Nos seus quatro anos de mandato J Sócrates foi duas vezes a Angola deixando de lado todos os outros países africanos lusófonos (prepara agora uma visita a Cabo Verde). Ambas as viagens foram efectuadas em circunstâncias consideradas reveladoras de “apertos” da economia portuguesa face aos quais o comércio e os investimentos angolanos constituíam um alívio.
J Sócrates denota um espírito de conservação de poder visto como favorável a boas relações com Angola. Dá preferência ou atenção especial a países (Venezuela incluída) que considera em vantajosas condições comerciais ou de investimento, susceptíveis de minorar dificuldades decorrentes dos problemas estruturais e conjunturais do seu país.
O PM passa por prestar pouca atenção a temas das relações com Angola que não sejam os económicos e/ou os assuntos políticos com implicações económicas ou comerciais. Os dirigentes angolanos, que também revelam propensão equivalente, apreciam J Sócrates igualmente por este aspecto da sua conduta.
3 . A consideração em que as autoridades angolanas têm o PM português, o Governo e o PS, também é “retribuição” de uma conduta político-diplomática considerada muito complacente.

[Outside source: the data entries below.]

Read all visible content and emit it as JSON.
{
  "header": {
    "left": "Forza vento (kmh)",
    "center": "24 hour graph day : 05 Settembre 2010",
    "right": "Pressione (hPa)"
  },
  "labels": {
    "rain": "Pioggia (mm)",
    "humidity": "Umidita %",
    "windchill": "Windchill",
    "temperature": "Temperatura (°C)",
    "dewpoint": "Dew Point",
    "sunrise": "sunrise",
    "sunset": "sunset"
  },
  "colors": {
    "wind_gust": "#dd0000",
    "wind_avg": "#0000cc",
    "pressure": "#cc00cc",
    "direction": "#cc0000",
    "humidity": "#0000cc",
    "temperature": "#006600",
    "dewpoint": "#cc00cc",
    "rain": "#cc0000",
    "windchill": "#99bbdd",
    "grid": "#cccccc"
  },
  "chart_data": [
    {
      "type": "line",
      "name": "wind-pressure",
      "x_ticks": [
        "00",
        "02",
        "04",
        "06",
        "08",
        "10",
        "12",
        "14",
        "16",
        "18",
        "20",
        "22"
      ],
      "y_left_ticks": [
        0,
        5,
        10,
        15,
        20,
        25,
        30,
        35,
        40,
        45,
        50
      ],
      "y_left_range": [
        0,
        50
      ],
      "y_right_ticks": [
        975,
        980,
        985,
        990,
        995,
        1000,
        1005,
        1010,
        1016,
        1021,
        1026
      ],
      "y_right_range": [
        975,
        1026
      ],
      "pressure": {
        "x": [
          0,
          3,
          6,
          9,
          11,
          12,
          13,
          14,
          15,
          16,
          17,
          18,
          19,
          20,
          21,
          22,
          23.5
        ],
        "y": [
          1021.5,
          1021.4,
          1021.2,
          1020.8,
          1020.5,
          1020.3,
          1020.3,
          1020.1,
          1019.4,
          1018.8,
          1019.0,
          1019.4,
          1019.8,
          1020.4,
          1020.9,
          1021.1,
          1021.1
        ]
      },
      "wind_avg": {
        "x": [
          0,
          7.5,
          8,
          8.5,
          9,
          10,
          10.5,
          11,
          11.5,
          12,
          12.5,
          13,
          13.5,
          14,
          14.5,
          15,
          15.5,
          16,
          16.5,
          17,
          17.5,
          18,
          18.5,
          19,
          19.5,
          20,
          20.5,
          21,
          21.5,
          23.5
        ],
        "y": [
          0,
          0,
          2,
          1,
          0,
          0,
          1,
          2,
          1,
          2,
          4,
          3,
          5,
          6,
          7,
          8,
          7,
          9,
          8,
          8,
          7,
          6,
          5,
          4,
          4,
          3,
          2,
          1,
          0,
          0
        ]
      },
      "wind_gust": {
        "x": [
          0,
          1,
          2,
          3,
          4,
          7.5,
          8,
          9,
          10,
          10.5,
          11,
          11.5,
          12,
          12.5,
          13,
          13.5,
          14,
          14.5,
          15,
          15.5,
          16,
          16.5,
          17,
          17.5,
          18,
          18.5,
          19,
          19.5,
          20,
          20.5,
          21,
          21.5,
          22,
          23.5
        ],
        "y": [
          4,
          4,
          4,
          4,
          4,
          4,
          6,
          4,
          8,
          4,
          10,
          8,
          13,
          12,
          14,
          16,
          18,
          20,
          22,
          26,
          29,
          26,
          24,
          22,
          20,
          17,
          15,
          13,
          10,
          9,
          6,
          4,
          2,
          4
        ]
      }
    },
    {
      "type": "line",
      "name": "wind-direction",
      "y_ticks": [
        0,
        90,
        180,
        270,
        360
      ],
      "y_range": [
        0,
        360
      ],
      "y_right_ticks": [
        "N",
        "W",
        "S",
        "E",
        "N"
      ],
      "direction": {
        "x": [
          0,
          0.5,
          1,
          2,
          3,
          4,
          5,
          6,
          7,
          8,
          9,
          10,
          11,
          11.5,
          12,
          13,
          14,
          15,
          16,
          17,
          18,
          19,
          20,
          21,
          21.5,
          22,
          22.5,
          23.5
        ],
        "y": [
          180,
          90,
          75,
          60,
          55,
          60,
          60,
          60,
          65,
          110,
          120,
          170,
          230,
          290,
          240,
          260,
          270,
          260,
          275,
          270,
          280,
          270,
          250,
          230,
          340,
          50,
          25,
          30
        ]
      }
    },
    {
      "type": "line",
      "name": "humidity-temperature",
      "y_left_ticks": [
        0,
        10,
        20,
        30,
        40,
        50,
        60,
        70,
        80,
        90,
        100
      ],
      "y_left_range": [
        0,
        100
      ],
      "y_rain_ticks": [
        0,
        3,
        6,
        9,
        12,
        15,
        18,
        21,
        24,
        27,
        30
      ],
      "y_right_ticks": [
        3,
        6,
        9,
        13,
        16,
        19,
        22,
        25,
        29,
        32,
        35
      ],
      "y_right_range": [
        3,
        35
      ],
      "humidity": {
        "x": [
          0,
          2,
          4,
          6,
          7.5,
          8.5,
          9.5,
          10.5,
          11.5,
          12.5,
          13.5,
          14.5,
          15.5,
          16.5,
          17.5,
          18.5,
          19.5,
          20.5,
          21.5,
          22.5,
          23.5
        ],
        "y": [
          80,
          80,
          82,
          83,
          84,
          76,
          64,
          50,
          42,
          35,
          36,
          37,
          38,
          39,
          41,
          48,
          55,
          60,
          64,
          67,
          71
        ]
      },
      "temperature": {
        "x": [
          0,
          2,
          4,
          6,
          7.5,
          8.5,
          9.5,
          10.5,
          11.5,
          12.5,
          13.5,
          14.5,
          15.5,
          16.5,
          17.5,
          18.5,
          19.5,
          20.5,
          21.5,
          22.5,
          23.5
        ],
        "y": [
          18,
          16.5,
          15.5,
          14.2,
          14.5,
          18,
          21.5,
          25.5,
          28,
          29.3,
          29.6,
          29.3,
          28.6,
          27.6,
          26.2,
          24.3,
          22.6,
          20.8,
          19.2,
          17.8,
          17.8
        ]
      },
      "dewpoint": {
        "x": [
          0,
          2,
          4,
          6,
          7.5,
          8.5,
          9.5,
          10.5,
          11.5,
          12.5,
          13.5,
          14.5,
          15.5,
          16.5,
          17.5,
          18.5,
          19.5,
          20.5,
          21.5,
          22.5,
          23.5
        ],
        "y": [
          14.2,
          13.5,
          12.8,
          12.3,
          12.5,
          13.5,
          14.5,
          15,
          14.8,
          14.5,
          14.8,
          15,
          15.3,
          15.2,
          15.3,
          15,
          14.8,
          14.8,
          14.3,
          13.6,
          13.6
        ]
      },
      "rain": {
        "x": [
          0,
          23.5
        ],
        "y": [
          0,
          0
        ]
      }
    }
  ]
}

No PS actual (Relações Internacionais) parece prevalecer o entendimento de que tal complacência é um imperativo do tipo de relações existente.
Episódios como as encomiásticas declarações acerca do desenvolvimento de Angola feitas em Luanda por J Sócrates ou a celeridade de um comunicado oficial do MNE com
que o Governo considerou válidas as recentes eleições de Set.2008, muito controversas, deram azo a reacções negativas (AM 312) na sociedade angolana.
Está disseminada em meios da sociedade angolana uma ideia que associa as condutas consideradas “subservientes” de Portugal em relação ao regime do MPLA, a políticas destinadas a promover interesses económicos e empresariais portugueses – o que pode vir a revelar-se embaraçoso em termos de futuro.
As empresas portuguesas, em geral, apresentam vantagens naturais em Angola – afinidade linguística, tecnologia, processos de organização e funcionamento – mas a ideia de que a sua implantação e os seus negócios também se devem a favores do regime e estes às políticas complacentes de Portugal, pode vir a afectá-la por efeito de ónus como os seguintes:
- Tende a dar azo a “más vontades” locais alimentadas pela convicção de que a sua prosperidade é devida a “favores indevidos” (fenómeno de possível manifestação em sectores da população e entre o empresariado nacional).
- A impressão negativa causada pela ideia de que são “favorecidas”, empolada pela ideia também corrente de que muitas denotam propensão para se envolverem em negócios menos claros com a elite local, muito impopular, ofusca atributos como a sua competência e honestidade.
4 . As relações privilegiadas que o MPLA tem actualmente com o PS foram-no nos anos pós-independência com o PCP e depois com o PSD. Com nenhum destes, porém, as relações tiveram a intensidade que têm hoje com o PS – incluindo meios com o mesmo conotados – nos planos político e dos negócios.
Em meios do PSD têm sido referenciados comentários depreciativos e/ou amargos à primazia absoluta que as autoridades angolanas conferem actualmente ao PS e a individualidades a ele ligadas. Ironiza-se mesmo que o MPLA vê o PS à sua própria imagem e semelhança – como um partido que se perpetuará no poder.